4) Replacing those old kitchen appliances with the new energy efficient ones dropped our electric bill by at least $35.00 per month........! Our washer and dryer are getting up there in years - it will be interesting to see if there is an additional reduction in the cost of our energy bills when those are replaced as well (although they are Maytags and could keep going indefinitely) .

5). We're growing our own veggies as much as possible and/or as our learning curve allows....we buy as much as possible not only from the local farmers market but also recently started buying from the local butcher as well. But, if I'm to continue being honest, we didn't begin to buy locally to help the "green movement", we did it for the taste.

David and I were both country raised; me more so then him as his country was the suburb of a small town but we both remember the farmers markets and the local butcher shops that our folks frequented. In my childhood, Daddy Mac raised hogs for slaughter whenever we were stateside, and I can still taste the meats he brought home from the butcher. So it seemed a natural part of our flight from subdivision and city living to begin to shop at the markets whenever possible.

We've only just begun to purchase our meats from the local meat market, but with the first meal cooked I knew that I wouldn't be buying my meat from Wal-mart, Winn Dixie or even Publix ever again. Not only were the pork spare ribs wrapped in butcher paper which brought back memories of Dad's returning from the slaughter/butchering trips, but the flavor and tender nature of the meat were a wake up call. I turned to David and said "this makes me wonder just WHAT we are actually eating when we buy from the super markets!".

I haven't cooked beef in years - because to get a good cut of it you had to pay through the nose.....yet, the last few weeks, I've been pouring over the old cookbooks to remember just how to do it...and then I've been sitting down to a delicious meal because the meat I'm eating wasn't mass produced for Wal-mart.

And for any who think that you can't afford to buy from your local markets....I'm here to say that you can. For $12.00 at my farmer's market, I got vidalia onions, peaches, two types of lettuce, a jar of locally grown peanuts, a jar of locally grown honey...etc. As to the meat market, I got a weeks worth of beef, pork and poultry (to feed four) for $51.00!

And when you begin to cook "good" meat and fresh veggies, you find that you need to buy less of the pre-packaged, preservative filled stuff at your supermarket.....

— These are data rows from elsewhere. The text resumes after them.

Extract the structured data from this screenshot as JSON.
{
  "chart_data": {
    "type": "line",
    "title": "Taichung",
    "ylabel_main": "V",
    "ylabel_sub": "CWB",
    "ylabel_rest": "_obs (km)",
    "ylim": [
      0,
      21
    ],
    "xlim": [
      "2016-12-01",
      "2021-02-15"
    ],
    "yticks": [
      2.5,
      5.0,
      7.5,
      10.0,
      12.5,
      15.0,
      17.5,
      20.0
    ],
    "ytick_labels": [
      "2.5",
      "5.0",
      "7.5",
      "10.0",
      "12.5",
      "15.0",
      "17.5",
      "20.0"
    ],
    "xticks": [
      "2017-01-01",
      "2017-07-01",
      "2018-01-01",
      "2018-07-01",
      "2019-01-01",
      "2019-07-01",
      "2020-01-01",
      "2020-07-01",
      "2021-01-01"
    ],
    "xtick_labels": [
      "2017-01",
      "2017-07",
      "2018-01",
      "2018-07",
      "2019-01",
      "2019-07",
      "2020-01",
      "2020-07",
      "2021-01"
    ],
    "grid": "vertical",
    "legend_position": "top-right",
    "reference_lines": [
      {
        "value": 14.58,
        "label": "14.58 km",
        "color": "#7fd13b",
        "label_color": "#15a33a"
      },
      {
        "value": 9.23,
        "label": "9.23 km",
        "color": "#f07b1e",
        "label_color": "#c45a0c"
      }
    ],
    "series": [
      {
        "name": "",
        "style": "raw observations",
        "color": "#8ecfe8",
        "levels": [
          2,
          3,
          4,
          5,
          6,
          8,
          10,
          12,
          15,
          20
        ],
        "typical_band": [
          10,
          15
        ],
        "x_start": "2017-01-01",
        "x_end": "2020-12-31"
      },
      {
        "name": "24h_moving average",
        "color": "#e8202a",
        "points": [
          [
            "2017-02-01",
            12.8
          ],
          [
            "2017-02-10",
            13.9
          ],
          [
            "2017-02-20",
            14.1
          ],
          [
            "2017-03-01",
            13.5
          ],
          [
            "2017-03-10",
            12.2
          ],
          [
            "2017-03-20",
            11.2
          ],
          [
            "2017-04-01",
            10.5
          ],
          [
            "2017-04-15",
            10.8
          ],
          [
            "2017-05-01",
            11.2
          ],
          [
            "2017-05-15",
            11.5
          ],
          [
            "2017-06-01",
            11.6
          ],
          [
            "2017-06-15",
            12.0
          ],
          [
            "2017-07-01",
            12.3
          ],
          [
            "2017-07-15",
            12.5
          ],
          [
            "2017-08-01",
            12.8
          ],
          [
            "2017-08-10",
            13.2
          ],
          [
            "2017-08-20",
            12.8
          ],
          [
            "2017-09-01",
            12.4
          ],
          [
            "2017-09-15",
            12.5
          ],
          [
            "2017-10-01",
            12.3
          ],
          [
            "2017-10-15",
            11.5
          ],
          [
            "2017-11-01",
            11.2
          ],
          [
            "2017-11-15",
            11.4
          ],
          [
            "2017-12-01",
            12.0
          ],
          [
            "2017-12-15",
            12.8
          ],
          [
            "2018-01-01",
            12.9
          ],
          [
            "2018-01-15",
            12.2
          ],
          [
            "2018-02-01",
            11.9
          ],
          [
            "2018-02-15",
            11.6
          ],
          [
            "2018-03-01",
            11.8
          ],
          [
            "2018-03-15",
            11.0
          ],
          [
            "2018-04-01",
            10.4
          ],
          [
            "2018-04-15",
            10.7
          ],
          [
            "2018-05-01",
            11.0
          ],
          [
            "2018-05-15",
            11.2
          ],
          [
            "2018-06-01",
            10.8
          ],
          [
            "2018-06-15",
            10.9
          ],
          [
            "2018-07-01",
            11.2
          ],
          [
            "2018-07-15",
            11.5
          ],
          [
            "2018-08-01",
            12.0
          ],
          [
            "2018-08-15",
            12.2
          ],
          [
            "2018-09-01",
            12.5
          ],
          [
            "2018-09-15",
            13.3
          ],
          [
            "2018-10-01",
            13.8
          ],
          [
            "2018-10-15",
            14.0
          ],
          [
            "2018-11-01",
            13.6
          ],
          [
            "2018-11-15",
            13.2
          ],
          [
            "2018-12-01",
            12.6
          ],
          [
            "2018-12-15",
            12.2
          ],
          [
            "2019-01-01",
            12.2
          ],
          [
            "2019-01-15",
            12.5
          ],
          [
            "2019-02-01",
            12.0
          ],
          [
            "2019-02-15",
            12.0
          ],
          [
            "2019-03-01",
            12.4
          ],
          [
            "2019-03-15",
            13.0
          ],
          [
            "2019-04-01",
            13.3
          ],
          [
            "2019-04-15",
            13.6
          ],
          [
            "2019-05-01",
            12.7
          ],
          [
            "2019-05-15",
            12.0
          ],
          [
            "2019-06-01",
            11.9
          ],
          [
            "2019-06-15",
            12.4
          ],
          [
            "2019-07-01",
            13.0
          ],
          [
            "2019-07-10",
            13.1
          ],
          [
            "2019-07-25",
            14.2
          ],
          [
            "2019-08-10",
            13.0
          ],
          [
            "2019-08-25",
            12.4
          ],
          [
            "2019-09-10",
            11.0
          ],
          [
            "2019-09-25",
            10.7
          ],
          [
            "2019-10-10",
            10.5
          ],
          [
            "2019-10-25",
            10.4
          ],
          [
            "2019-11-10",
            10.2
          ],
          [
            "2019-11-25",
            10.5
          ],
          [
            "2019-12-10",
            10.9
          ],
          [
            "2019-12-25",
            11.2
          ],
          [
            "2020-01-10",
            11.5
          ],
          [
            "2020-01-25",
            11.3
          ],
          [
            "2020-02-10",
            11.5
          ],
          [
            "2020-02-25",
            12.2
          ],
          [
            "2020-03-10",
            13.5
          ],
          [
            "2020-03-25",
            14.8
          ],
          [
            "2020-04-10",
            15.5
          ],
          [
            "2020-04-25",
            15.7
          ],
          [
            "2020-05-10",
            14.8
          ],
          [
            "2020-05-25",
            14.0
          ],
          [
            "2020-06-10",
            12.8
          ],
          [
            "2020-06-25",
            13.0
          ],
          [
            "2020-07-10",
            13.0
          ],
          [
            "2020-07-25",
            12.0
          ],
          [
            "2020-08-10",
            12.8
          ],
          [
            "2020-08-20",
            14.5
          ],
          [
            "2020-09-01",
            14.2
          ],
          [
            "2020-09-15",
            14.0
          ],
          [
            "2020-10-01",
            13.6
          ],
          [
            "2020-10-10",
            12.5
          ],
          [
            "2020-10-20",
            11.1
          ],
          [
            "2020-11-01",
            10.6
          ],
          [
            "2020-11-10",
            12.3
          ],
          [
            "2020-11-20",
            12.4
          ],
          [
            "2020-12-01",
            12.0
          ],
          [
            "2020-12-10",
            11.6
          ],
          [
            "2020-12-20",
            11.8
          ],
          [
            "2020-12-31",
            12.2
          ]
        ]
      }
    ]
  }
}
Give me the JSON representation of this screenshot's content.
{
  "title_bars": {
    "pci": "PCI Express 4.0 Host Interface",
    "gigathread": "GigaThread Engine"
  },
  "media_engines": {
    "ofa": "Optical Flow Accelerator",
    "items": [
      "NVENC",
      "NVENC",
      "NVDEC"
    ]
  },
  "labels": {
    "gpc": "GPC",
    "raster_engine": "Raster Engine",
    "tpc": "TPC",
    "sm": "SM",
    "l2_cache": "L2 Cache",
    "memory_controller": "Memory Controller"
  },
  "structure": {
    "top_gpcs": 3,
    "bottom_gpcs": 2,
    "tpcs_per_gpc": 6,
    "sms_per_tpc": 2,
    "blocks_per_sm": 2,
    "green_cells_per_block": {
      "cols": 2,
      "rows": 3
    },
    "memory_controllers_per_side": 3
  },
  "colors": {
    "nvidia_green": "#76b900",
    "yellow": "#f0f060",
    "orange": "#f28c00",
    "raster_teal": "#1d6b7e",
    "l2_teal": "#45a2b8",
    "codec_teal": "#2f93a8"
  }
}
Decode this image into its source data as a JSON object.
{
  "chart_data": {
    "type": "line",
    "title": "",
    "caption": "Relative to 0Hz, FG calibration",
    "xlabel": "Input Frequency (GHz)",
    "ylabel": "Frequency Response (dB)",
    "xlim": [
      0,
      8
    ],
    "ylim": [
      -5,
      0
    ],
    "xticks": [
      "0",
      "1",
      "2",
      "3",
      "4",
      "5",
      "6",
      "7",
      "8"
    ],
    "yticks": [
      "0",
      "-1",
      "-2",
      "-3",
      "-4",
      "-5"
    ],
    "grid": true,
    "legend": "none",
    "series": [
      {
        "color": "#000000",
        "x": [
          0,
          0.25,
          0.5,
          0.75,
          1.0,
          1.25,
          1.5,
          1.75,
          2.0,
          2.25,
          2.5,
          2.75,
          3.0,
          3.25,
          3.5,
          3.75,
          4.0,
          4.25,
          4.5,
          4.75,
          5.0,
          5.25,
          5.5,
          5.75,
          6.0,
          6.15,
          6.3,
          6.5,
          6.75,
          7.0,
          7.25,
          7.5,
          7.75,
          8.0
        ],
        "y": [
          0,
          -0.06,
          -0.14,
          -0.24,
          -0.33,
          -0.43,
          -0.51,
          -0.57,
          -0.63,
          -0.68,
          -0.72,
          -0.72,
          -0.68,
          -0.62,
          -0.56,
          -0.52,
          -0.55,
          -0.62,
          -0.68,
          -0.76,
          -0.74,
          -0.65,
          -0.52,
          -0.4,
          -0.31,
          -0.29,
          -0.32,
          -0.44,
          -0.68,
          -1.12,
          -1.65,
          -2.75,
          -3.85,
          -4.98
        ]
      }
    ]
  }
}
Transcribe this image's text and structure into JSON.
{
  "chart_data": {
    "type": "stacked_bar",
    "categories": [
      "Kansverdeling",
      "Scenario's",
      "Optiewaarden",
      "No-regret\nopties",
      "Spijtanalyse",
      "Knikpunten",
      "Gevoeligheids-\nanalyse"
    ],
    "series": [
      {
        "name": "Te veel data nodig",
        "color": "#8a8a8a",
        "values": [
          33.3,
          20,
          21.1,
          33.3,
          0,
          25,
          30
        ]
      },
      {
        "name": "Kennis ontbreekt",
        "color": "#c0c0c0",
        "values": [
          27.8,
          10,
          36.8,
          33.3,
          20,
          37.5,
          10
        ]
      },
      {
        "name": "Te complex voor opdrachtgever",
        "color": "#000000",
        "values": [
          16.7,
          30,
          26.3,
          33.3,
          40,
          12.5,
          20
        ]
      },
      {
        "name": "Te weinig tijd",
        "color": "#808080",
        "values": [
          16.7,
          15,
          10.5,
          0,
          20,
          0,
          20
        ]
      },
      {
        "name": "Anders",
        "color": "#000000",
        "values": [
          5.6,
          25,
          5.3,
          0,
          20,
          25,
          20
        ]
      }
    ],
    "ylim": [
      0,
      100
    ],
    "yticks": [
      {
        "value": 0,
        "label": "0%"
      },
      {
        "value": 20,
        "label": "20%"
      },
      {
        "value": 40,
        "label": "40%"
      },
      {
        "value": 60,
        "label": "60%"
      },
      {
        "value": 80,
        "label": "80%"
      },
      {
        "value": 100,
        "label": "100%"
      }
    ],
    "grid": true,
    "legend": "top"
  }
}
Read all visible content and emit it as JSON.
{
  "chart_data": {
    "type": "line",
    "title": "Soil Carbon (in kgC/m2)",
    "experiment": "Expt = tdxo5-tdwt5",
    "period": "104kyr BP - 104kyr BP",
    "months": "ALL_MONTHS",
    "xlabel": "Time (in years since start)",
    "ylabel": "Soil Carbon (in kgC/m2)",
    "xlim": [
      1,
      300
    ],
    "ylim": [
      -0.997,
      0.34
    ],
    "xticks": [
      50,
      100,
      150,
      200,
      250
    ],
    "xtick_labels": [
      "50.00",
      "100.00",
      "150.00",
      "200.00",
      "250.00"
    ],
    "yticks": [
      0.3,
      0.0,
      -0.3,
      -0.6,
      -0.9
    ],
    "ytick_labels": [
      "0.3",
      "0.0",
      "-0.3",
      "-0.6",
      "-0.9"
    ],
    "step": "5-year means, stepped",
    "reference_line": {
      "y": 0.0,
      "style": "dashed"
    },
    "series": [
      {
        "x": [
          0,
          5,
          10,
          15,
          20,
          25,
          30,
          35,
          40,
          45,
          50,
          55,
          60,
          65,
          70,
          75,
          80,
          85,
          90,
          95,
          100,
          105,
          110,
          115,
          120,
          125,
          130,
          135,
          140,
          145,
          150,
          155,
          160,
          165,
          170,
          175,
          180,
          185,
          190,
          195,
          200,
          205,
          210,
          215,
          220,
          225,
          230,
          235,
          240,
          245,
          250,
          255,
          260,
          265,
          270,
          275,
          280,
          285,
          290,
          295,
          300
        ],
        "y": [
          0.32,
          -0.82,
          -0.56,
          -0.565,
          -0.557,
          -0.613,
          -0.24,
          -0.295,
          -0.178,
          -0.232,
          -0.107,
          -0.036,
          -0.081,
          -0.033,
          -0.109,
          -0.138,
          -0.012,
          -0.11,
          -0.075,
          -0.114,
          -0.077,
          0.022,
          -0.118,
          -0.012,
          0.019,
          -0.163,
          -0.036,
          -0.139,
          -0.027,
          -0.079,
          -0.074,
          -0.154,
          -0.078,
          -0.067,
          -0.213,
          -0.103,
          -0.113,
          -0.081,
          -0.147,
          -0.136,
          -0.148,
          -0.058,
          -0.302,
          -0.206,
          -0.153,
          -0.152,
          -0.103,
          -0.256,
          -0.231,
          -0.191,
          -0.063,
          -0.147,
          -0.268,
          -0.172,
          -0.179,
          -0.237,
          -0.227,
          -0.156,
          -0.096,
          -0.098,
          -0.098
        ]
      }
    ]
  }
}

In my humble opinion, by buying an old farmhouse and restoring it - instead of clearing trees and local fauna to build in another subdivision - we were already green. By hitting junk stands, flea markets, and antique shops for "loved" furniture, instead of buying new furniture - we were already green. But, I'm glad to say that as time goes on down here, we find ourselves living even more by the old "use it up, wear it out, make it do" school of thought....energy efficient renovations and locally purchasing of our food products when we can't produce it ourselves makes us "greener".

And, after all, as a Christian, I am to be a good steward of all that God has given me......global warming or not!